Brazil has been in a state of depression since getting knocked out of the Copa de las Americas, the major test before World Cup competition. Outplayed, outcoached and dominated by sides that showed solidarity between team players and high priced superstars, the land of the samba is now struggling to manage the skyrocketing costs that will make the 2014 World Cup the most expensive ever.
In a conference call last Thursday (in which this writer took part), sports minister Silva Junior blamed an overheated economy for more than doubling the estimated cost of the new host stadium under construction in Sao Paulo from 330 million reals to over 830 million (one dollar buys about 1.57 reals). Roads, airports, hotels and other infrastructure linked to the World Cup and the 2016 Rio Olympics are feeling the sticker shock too.
But president Dilma's economic team has been doing all the right things to keep inflation in check. Moody's recently upgraded Brazil's credit rating, citing sound economic policies and unemployment is hovering at 6.2 percent, the lowest in a decade.
A big factor pushing costs upward is the conventional wisdom that Brazil's real is an overvalued currency, caught in the crossfire of the U.S.-China currency war. Experts provide evidence that China, now Brazil's top trade partner, is keeping its currency overvalued to manage domestic inflation and also cite Japan for doing the same.
China, with over $1.1 trillion, and Japan with $900 billion, are the largest holders of U.S. financial paper, effectively propping up a still crisis-facing American economy. Key Brazilian exports including ethanol, sugar and steel are lagging due to a combination of the overvalued real and Washington's continued reliance on a cheap dollar as a policy tool to reshape the world economic order.
Brazil's futebol industry has also been hurt by the sticker shock. With attendance down, major teams depends on the export of top talent to fill their coffers. The transfer of superstars like Neymar, Ganso and others -- worth hundreds of millions of seemingly overvalued reals -- to clubs in Europe and England are, for now, in limbo.
Under the aegis of Brazil's powerful football federation, the CBF, futebol has been linked to corruption that creates sticker shock and other sports crimes. The CBF could partner with the Dilma government to help clean up the game by calling for goal line cameras at the 2014 World Cup to help eliminate bad calls. But so far it there are no indications of that happening. Brazil got knocked out of the Copa de las Americas on a bad call by an Argentine ref who did not call a Paraguayan player for using his body to block a second half shot that went beyond the goal line.

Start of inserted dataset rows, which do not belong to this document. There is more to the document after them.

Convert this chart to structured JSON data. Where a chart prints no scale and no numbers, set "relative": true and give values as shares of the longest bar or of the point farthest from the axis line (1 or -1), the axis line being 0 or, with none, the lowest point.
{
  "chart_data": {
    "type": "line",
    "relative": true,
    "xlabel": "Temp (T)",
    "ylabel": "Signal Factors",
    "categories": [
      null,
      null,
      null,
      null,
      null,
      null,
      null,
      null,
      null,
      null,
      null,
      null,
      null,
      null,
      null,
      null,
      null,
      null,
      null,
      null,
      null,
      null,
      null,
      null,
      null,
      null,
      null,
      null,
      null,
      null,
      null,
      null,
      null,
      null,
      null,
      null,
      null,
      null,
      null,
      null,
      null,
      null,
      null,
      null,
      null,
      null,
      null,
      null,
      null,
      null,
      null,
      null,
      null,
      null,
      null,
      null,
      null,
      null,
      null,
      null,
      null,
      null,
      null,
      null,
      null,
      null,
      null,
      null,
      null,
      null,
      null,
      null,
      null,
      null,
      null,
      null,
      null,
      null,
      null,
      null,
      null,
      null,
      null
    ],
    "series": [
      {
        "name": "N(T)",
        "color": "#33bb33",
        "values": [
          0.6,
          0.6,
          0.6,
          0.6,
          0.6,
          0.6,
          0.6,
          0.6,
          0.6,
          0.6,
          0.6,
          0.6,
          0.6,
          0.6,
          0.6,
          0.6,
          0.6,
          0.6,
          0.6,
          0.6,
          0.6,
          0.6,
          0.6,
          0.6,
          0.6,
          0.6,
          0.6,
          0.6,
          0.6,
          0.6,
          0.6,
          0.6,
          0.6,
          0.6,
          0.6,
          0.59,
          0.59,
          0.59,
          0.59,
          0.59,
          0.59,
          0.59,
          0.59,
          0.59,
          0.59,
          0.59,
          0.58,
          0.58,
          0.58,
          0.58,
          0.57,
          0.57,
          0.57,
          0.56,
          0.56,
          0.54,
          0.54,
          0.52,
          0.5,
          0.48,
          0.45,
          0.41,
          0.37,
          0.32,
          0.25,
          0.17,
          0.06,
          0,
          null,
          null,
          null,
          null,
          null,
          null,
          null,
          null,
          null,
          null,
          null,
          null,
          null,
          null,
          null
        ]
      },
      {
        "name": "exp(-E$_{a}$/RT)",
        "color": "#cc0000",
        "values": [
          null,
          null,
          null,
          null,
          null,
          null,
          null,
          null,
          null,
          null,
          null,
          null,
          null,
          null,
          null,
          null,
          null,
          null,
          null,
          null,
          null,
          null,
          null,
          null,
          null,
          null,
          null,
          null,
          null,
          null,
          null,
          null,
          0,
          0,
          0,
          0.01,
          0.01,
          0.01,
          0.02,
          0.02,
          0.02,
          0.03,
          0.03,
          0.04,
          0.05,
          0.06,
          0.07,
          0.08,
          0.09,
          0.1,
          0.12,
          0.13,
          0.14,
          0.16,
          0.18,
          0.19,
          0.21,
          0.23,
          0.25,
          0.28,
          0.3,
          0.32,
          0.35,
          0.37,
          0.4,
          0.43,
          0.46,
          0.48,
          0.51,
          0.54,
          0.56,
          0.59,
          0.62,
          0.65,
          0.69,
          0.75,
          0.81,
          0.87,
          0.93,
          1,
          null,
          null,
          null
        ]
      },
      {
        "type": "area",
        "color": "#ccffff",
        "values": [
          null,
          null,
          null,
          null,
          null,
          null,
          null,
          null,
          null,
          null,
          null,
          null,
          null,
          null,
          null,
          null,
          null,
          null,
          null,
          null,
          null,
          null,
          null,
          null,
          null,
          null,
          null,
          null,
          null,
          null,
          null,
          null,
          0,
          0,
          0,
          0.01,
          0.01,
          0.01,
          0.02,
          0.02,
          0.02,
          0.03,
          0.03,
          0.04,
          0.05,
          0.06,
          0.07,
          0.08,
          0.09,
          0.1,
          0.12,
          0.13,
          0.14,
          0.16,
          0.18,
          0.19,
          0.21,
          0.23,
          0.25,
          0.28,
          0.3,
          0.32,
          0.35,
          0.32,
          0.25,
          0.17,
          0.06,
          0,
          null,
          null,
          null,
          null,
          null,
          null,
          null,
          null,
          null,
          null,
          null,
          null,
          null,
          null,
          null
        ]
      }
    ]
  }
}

The global sports marketing model associated with futebol that is a major driver of Brazil's domestic economy is linked to the purchasing power of individuals buying consumer goods, not the traditional agro-export economic model.
Helping make Brazil the world's 5th largest economy, domestic spending with an overvalued real is now competing for influence with agribusiness and heavy industries, which have traditionally operated as near-government entities whose exports benefit from a cheaper real. With business elites pitted against each other for access and influence the finance ministry and the central bank are changing their game plan from one of political futebol to economic hardball. The same pattern is being seen in India, and Colombia and other emerging economies.
To present an image of concertation to FIFA and World Cup sponsors, the Dilma government has created a new super ministry with responsibility for managing the infrastructure deals associated with the World Cup and the Rio Olympics. Much in the style of Japanese governance the sticker shock will be covered by federal monies in the name of the national patrimony and the details will be protected under a government seal.
Minister Silva Junior claims that the 2014 World Cup will generate $103 billion in business for Brazil's economy. Meanwhile Japanese via mutual funds will have quietly invested 75% of that amount to help grow Brazil's economy.
With World Cup preparations now the latest pawn in the currency war it raises the question of whether the economic benefits of futebol and sports marketing model are overblown, a subset of the bread and circuses model of social organization that is gaining popularity everywhere. And it's no secret that -- while projecting multiculturalism -- the 2010 FIFA World Cup in South Africa was not a major economic success.
Maybe it's time to declare everyone a winner in the currency war and give the beautiful game back to the people, where it belongs.